O Globo - 04 mai 2011 - 08:35 - Última atualização em: 09 nov 2011 - 19:16

Uma ideia começa a germinar nos laboratórios da Universidade de São Paulo. Em curso desde 2003, as pesquisas sobre biodiesel feitas em parceria com a PSA Peugeot Citroën entram agora na terceira fase. É quando os cientistas deixam de lado a soja e outras matérias-primas já dissecadas para se dedicarem ao biodiesel que utiliza o etanol derivado da cana de açúcar no processo.

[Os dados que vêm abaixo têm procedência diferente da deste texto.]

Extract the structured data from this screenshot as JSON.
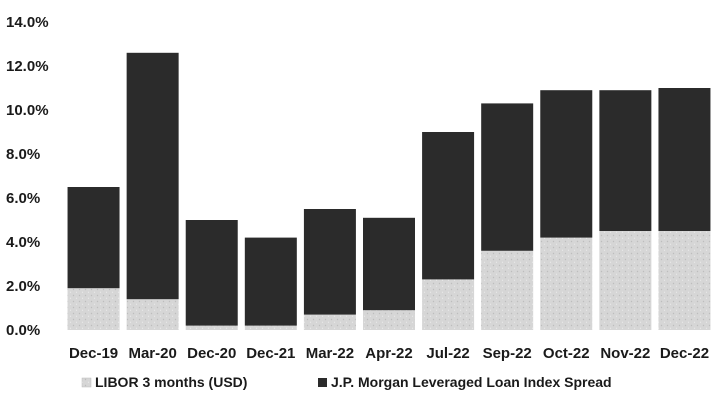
{
  "chart_data": {
    "type": "bar",
    "stacked": true,
    "categories": [
      "Dec-19",
      "Mar-20",
      "Dec-20",
      "Dec-21",
      "Mar-22",
      "Apr-22",
      "Jul-22",
      "Sep-22",
      "Oct-22",
      "Nov-22",
      "Dec-22"
    ],
    "series": [
      {
        "name": "LIBOR 3 months (USD)",
        "color": "#d4d4d4",
        "values": [
          1.9,
          1.4,
          0.2,
          0.2,
          0.7,
          0.9,
          2.3,
          3.6,
          4.2,
          4.5,
          4.5
        ]
      },
      {
        "name": "J.P. Morgan Leveraged Loan Index Spread",
        "color": "#2b2b2b",
        "values": [
          4.6,
          11.2,
          4.8,
          4.0,
          4.8,
          4.2,
          6.7,
          6.7,
          6.7,
          6.4,
          6.5
        ]
      }
    ],
    "ylim": [
      0,
      14
    ],
    "yticks": [
      "0.0%",
      "2.0%",
      "4.0%",
      "6.0%",
      "8.0%",
      "10.0%",
      "12.0%",
      "14.0%"
    ],
    "ytick_values": [
      0,
      2,
      4,
      6,
      8,
      10,
      12,
      14
    ],
    "grid": false,
    "legend_position": "bottom-left"
  }
}
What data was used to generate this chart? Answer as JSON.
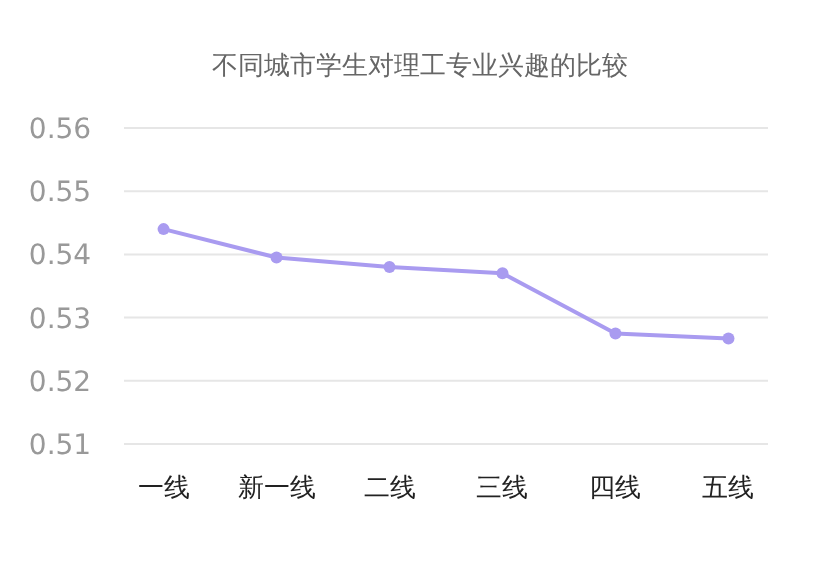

Nesta etapa, dois Peugeot 408, dois Citroën C4 Pallas e um Peugeot Boxer circularão abastecidos com 30% de biodiesel e 70% de diesel metropolitano — combustível com baixos teores de enxofre, de uso obrigatório no transporte coletivo.

Diretor do Laboratório de Desenvolvimento de Tecnologias Limpas da USP, Miguel Dabdoub ressalta o novo processo de obtenção de biodiesel: sai o metanol,  obtido a partir de combustíveis fósseis, e entra o etanol, mais ecológico:

— A emissão de poluentes é menor, além de a cana de açúcar ser uma fonte renovável e a cadeia produtiva do etanol gerar uma quantidade enorme de empregos.

O coordenador do projeto BiodieselBrasil também destaca como vantagem da cana a experiência que o país adquiriu ao longo de décadas no processamento da planta. Além disso, pesa a favor a maior capacidade de produção que esta matéria- prima oferece em relação às demais já pesquisadas.

Aos que temem pela manutenção de carros a biodiesel, Dabdoub responde com o resultado de um longo estudo:

— Este é um dos questionamentos mais frequentes. Na primeira fase das pesquisas, um 206 e um Picasso rodaram mais de 180 mil quilômetros e, ao fim dos testes, as peças não apresentaram nenhum desgaste anormal. Se a manutenção for feita como se deve, não há motivos para preocupação. É como um automóvel qualquer.